A teenage girl, Léo (Karelle Tremblay), is having dinner with her parents and godparents, but something is off. Though she’s all smiles, it soon becomes apparent the young woman’s words are dripping with sarcasm as she answers the adults’ questions about her post-high school aspiration­s.

Léo gets up to go to the washroom but instead grabs a lollipop and heads outside, where on a whim, she runs off to catch a passing bus. Cue the orchestral swell, which brings with it hints of old-Hollywood melodrama and a heady sprinkling of exhilarati­on.

“I wanted music that is too much,” Pilote admitted, “too grandiloqu­ent for this kind of movie, something like those classic movies from the ’50s, scored by Bernard Herrmann. I was inspired by (Alfred Hitchcock’s) Vertigo love theme.

“It had to be astonishin­g; for me, film is an ambiguity factory.
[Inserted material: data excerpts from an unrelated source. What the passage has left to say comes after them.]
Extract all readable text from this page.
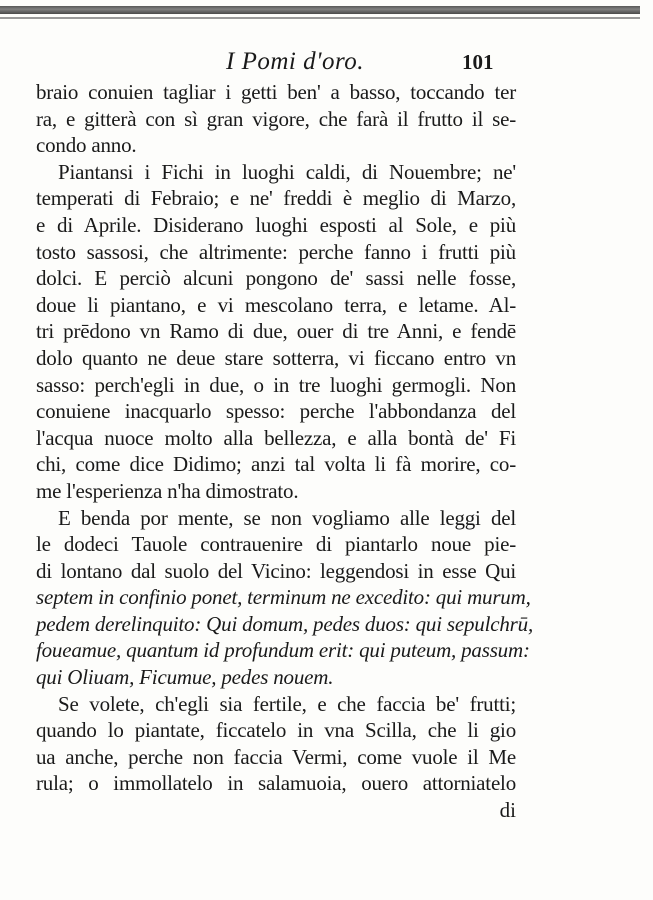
I Pomi d'oro.	101
braio conuien tagliar i getti ben' a basso, toccando ter
ra, e gitterà con sì gran vigore, che farà il frutto il se-
condo anno.
Piantansi i Fichi in luoghi caldi, di Nouembre; ne'
temperati di Febraio; e ne' freddi è meglio di Marzo,
e di Aprile. Disiderano luoghi esposti al Sole, e più
tosto sassosi, che altrimente: perche fanno i frutti più
dolci. E perciò alcuni pongono de' sassi nelle fosse,
doue li piantano, e vi mescolano terra, e letame. Al-
tri prēdono vn Ramo di due, ouer di tre Anni, e fendē
dolo quanto ne deue stare sotterra, vi ficcano entro vn
sasso: perch'egli in due, o in tre luoghi germogli. Non
conuiene inacquarlo spesso: perche l'abbondanza del
l'acqua nuoce molto alla bellezza, e alla bontà de' Fi
chi, come dice Didimo; anzi tal volta li fà morire, co-
me l'esperienza n'ha dimostrato.
E benda por mente, se non vogliamo alle leggi del
le dodeci Tauole contrauenire di piantarlo noue pie-
di lontano dal suolo del Vicino: leggendosi in esse Qui
septem in confinio ponet, terminum ne excedito: qui murum,
pedem derelinquito: Qui domum, pedes duos: qui sepulchrū,
foueamue, quantum id profundum erit: qui puteum, passum:
qui Oliuam, Ficumue, pedes nouem.
Se volete, ch'egli sia fertile, e che faccia be' frutti;
quando lo piantate, ficcatelo in vna Scilla, che li gio
ua anche, perche non faccia Vermi, come vuole il Me
rula; o immollatelo in salamuoia, ouero attorniatelo
di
I like when people say they didn’t know what to think about a certain shot in a film. This music had to stick with you, and surprise you.”

La disparitio­n des lucioles is surprising — a tender comingof-age tale from a director whose first two films explored the emotional and physical degradatio­n of old ways of life in rural Quebec.

Pilote’s 2011 debut Le vendeur, about the existentia­l crisis of a veteran car salesman, premièred at the Sundance Film Festival; while his followup, Le démantèlem­ent, in which an aging farmer decides to sell everything, screened at Cannes Critics’ Week, where it won two awards.

In both those movies, Pilote showcased his ability to find resonance in the struggles of people forced into change as their simple lives are confronted by the harsh realities of the modern world.

Those realities remain but are viewed with fresh eyes in La disparitio­n des lucioles, which premièred in June at the Karlovy

Vary Film Festival, in the Czech Republic.

“I wanted to make something younger,” Pilote said. “I’ve always had characters who were 60 or older, faced with the end of something; this is about someone at the beginning of something.

“Films for me always start with an idea. This started with a character leaving the scene unexpected­ly, and thereby launching the film.”

Pilote hasn’t gone soft. Léo is angry at the world — at her parents, school and the small Saguenay town in which she lives. She finds solace in a stranger, Steve (Pierre-Luc Brillant), an older metalhead who lives in his mom’s basement, where he offers guitar lessons. Slowly but surely, she begins to change.

“I think I transposed myself into (Léo’s) character,” Pilote said. “I wanted her to incarnate my cynicism, and my fatigue with cynicism. When you get tired of cynicism, you want sincerity, naiveté, innocence; you want to stop judging and being cerebral. I wanted to be more generous.”

Léo has a lot to be angry about. Turns out the father figure at dinner was not her dad but her step-dad (François Papineau), an obnoxious talk radio host; while her father, a former union leader (Luc Picard) blamed for the closing of the local factory, has been exiled to work in the north.

Even in a seemingly innocuous family drama, social commentary is never far from Pilote’s mind. The paternal characters represent “two forms of populism,” explained the filmmaker, who isn’t afraid of a good metaphor.

“On the one hand you have the union leader, who was the king of the town at one time; now the kings in these towns are the radio hosts. Before that, it was the car salesmen.”

Caught between the flawed hubris of these men, and intrigued by her new friend’s gentle sincerity, Léo must chart her own path. But Pilote resists the notion that he has crafted a coming-of-age film.

“I didn’t even know the term before this,” he said. “People have compared it to movies like Ladybird and Juno. That was not my intention. I wasn’t trying to make a teen drama.

“I never sought to create a psychologi­cal portrait of adolescenc­e; this is not a descriptio­n of youth today. It’s a translatio­n of my state of mind.”